The artificial intelligence research group OpenAI has created a new version of DALL-E, its text-to-image generation program. DALL-E 2 has a higher resolution and lower latency version of the original system, which produces images that show descriptions written by users. It also includes new features like editing an existing image. As with previous OpenAI work, the tool is not released directly to the public. But researchers can sign up online to view the system, and OpenAI hopes to make it available for use in third-party apps later.
The original DALL-E, a portmanteau by the artist “Salvador Dalí” and the robot “WALL-E”, debuted in January 2021. It was a limited but fascinating test of AI’s ability to visually represent concepts, from worldly depictions of a mannequin. in flannel shirt for “a giraffe made of turtle” or an illustration of a radish walking a dog.

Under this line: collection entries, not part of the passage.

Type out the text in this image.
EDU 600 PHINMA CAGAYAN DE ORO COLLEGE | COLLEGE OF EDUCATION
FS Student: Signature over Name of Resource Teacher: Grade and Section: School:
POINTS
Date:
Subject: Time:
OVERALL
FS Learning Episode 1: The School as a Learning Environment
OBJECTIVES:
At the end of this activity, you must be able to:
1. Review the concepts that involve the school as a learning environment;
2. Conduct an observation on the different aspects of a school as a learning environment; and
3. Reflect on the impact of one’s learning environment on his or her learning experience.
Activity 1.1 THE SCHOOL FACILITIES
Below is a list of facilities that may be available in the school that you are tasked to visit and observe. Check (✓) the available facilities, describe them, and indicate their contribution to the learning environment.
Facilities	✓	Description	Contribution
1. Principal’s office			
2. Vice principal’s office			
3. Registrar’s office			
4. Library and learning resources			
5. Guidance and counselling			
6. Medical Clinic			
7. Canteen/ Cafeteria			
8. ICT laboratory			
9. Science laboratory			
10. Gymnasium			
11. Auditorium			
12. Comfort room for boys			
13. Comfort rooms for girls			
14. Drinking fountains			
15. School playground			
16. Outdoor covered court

At the time, OpenAI said it would continue to build on the system while investigating potential hazards such as bias in image generation or misinformation production. It seeks to address these issues through technical security measures and a new content policy, while reducing its computer load and pushing the basic capabilities of the model forward.
One of the new DALL-E 2 features, inpainting, uses DALL-E’s text-to-image features at a more detailed level. Users can start with an existing image, select an area and ask the model to edit it. You can block a painting on a living room wall and replace it with another picture, for example, or add a vase of flowers on a coffee table. The model can fill (or remove) objects while taking into account details such as the directions of the shadows in a room. Another feature, variations, is like an image search tool for images that do not exist. Users can upload a startup image and then create a series of variants similar to it. They can also mix two images and generate images that have elements of both. The generated images are 1,024 x 1,024 pixels, a skip over the 256 x 256 pixels provided by the original model.
DALL-E 2 is based on CLIP, a computer vision system that OpenAI also announced last year. “DALL-E 1 just took our GPT-3 approach from language and used it to produce an image: we compressed images into a series of words, and we just learned to predict what’s coming next,” says OpenAI researcher Prafulla Dhariwal with reference to the GPT model used by many text AI apps. But the word matching did not necessarily capture the qualities that people found most important, and the predictable process limited the realism of the images. CLIP was designed to look at images and summarize their content as a human would, and OpenAI repeated this process to create “unCLIP” – a reverse version that starts with the description and works towards an image. DALL-E 2 generates the image using a process called diffusion, which Dhariwal describes as starting with a “bag of dots” and then filling in a pattern with more and more details.
Interestingly, a draft of unCLIP says that it is partly resistant to a very funny weakness of CLIP: the fact that people can fool the model’s identifying abilities by labeling an object (like a Granny Smith apple) with a word that indicates something other (like an iPod)). The variation tool, the authors say, “still generates images of apples with high probability,” even when using an incorrectly labeled image that CLIP cannot identify as a Granny Smith. Conversely, “the model never produces images of iPods, despite the very high relative predicted probability of this caption.”
DALL-E’s full model was never released publicly, but other developers have refined their own tools that mimic some of its features over the past year. One of the most popular mainstream applications is Wombo’s Dream mobile app, which generates images of whatever users describe in a variety of art styles. OpenAI does not release any new models today, but developers could use its technical results to update their own work.
OpenAI has implemented some built-in security measures. The model was trained on data that had removed some offensive material, which ideally limited its ability to produce offensive content. There is a watermark indicating the AI-generated nature of the work, although it could theoretically be cut out. As a preventative anti-abuse feature, the model can also not generate any recognizable faces based on a name – even asking for something like Mona Lisa would apparently return a variant on the face itself from the painting.
DALL-E 2 can be tested by approved partners with some reservations. Users are prohibited from uploading or generating images that are “not G-rated” and “may cause harm”, including anything involving hate symbols, nudity, obscene gestures or “major conspiracies or events related to major ongoing geopolitical events.” They also need to reveal the role of AI in the generation of the images, and they can not show generated images to other people through an app or website – so you will not initially see a DALL-E-powered version of something like Dream. But OpenAI hopes to add it to the group’s API toolkit later so it can run third-party apps. “Our hope is to continue to make a step-by-step process here so that we can continue to evaluate, based on the feedback we receive, how we can release this technology safely,” said Dhariwal.
Additional reporting from James Vincent.